Mixie · 5 months ago
Thanks for the great investigative report.Session after session, many of our lawmakers' silence presses down like a weight.No meaningful group of legislators asks: "why are health insurance rates too high?" At the same time, our lawmakers refuse to pass even a resolution in favor of treating the entire nation as a supergroup (+/- 350 M lives). This would only be to calculate a national rate and force competition based on that calculation. The plan resembles legislating uniform rail guages for all railroads long ago. Medicare has proven that supergroup premium rating has nothing to do with allowing for geographical differences in health provider payment rates.The cause for silence by a majority of state lawmakers: Pay2Play.
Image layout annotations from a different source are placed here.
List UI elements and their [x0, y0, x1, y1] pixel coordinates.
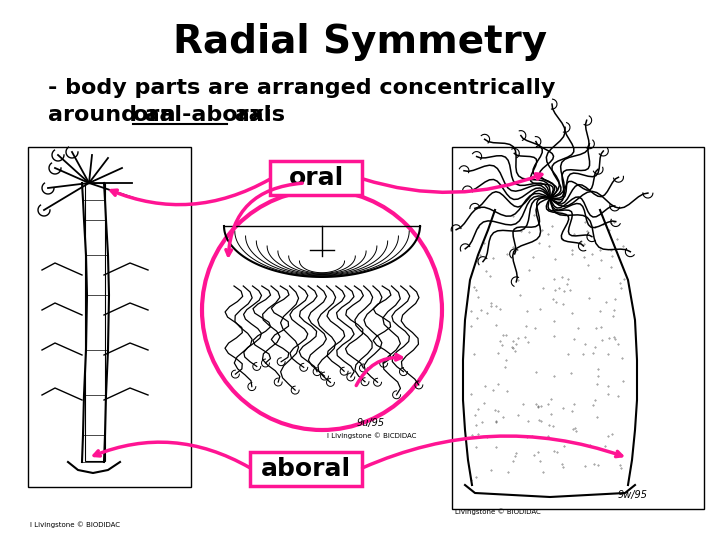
Text: Livingstone © BIODIDAC: Livingstone © BIODIDAC: [455, 508, 541, 515]
Text: oral-aboral: oral-aboral: [133, 105, 271, 125]
Text: Radial Symmetry: Radial Symmetry: [173, 23, 547, 61]
FancyBboxPatch shape: [270, 161, 362, 195]
Bar: [452, 147, 704, 509]
Text: oral: oral: [289, 166, 343, 190]
Text: I Livingstone © BIODIDAC: I Livingstone © BIODIDAC: [30, 521, 120, 528]
Bar: [85, 183, 105, 461]
Text: - body parts are arranged concentrically: - body parts are arranged concentrically: [48, 78, 555, 98]
Bar: [28, 147, 191, 487]
Text: 9u/95: 9u/95: [357, 418, 385, 428]
Text: I Livingstone © BICDIDAC: I Livingstone © BICDIDAC: [327, 433, 416, 439]
Text: axis: axis: [228, 105, 285, 125]
Text: aboral: aboral: [261, 457, 351, 481]
FancyBboxPatch shape: [250, 452, 362, 486]
Text: 9w/95: 9w/95: [618, 490, 648, 500]
Text: around an: around an: [48, 105, 184, 125]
Health premiums in every state are needlessly excessive because costs are fragmented across smaller risk pools, driven by duplicative administrative costs and salaries, redundant overhead, and uneven subsidies. Most of our lawmakers do not agree to a "supergroup" based on the nation's population --just for premium rating. Lawmakers know that supergroup rates can be much lower, and end medical underwriting, including post-claim underwriting.